La Regione Lazio sta lentamente redigendo un nuovo Piano di Risanamento della Qualità dell’Aria (PRQA). Greenpeace ricorda che quello oggi in vigore, in quasi dieci anni di applicazione, non ha determinato miglioramenti significativi per quanto riguarda la concentrazione di inquinanti nell’aria della capitale, che resta fortemente inquinata. Il Piano in vigore, che dovrebbe essere lo strumento principale della Regione in termini di programmazione e indirizzo per abbattere lo smog, è addirittura non più rispondente alla normativa: ovvero, fa riferimento a un quadro legislativo nel frattempo mutato da ben otto anni. Proprio per tale ragione, lo scorso febbraio, Greenpeace e ClientEarth avevano notificato una lettera di diffida alla Regione Lazio con la richiesta di adottare urgentemente un nuovo PRQA.

L’accordo tra Ministero e Regione, peraltro, demanda al PRQA in via di redazione la previsione di “una limitazione della circolazione dal 1° novembre al 31 marzo di ogni anno, da applicare entro il 1° gennaio 2019, dal lunedì al venerdì, dalle ore 8,30 alle ore 18,30” per i diesel euro 3. Si tratta di una misura debole, che andrebbe almeno estesa all’intero anno solare; ma, ancor più, il nuovo PRQA non sarà mai adottato prima del prossimo gennaio. Dunque ci si chiede: tale blocco sarà prossimamente operativo? Il Comune di Roma partecipa di questa scelta?

Greenpeace auspica inoltre che le misure di incentivazione all’acquisto di veicoli a basse emissioni, previste nell’accordo, non contrastino con l’esigenza di ridurre drasticamente il parco dei veicoli circolanti; e che non si incentivino in alcun modo veicoli a gas, le cui emissioni – come dimostrato da recenti studi – non risultano significativamente migliori di quelle dei tradizionali veicoli a benzina o gasolio; né veicoli ibridi.
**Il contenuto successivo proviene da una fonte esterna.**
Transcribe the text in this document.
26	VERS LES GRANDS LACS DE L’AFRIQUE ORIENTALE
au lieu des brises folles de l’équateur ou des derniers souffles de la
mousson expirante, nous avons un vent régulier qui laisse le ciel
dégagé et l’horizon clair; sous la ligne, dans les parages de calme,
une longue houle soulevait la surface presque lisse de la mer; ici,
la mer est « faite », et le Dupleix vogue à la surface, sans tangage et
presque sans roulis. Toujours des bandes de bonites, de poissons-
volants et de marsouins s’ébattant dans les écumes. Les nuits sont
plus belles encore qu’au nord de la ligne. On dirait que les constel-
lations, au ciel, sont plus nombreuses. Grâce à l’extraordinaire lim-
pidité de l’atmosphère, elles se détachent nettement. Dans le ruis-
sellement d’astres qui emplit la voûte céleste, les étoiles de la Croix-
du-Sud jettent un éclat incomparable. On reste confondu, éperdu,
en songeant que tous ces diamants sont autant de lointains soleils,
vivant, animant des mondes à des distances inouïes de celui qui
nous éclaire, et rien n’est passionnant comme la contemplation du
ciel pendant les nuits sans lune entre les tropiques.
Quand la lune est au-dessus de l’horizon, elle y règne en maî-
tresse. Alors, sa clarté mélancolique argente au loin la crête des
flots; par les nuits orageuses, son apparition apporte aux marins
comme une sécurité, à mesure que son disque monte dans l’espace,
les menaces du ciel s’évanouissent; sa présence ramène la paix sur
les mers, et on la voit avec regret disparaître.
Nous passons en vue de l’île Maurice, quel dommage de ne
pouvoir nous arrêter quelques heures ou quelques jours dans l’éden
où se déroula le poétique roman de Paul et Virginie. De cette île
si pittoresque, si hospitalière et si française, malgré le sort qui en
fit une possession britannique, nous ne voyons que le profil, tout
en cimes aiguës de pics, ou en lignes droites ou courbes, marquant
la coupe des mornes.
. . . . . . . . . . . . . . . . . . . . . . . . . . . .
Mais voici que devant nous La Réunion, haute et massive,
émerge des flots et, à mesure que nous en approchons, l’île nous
Dall’altro lato, su Roma, c’è un governo cittadino latitante. «Virginia Raggi aveva positivamente annunciato, lo scorso febbraio, uno stop dei diesel a Roma entro il 2024. Da allora il buio», commenta Andrea Boraschi, responsabile campagna Trasporti di Greenpeace Italia. «Ci risulta che all’attenzione della sindaca vi sia, dalla fine dello scorso maggio, una roadmap di decarbonizzazione del settore trasporti nella Capitale. Questo documento, approntato dai tecnici incaricati, include ovviamente un percorso di limitazione e poi di bando alla circolazione dei diesel in città: ci risulta però che questo documento “giaccia in un cassetto”, per così dire. A quando il passaggio dalle parole ai fatti?».

Per Greenpeace, dopo questo primo passo, il ministero per l’Ambiente – anche in virtù della procedura d’infrazione Ue che interessa l’Italia in materia di qualità dell’aria, e che vede proprio Roma e la Valle del Sacco tra le aree incriminate – deve sollecitare e ottenere dai governi locali maggiore impegno. A Roma tre milioni di persone sono esposte tutti i giorni a un’aria satura di inquinanti, oltre i limiti di legge, con un costo sanitario, ambientale ed economico inaccettabile.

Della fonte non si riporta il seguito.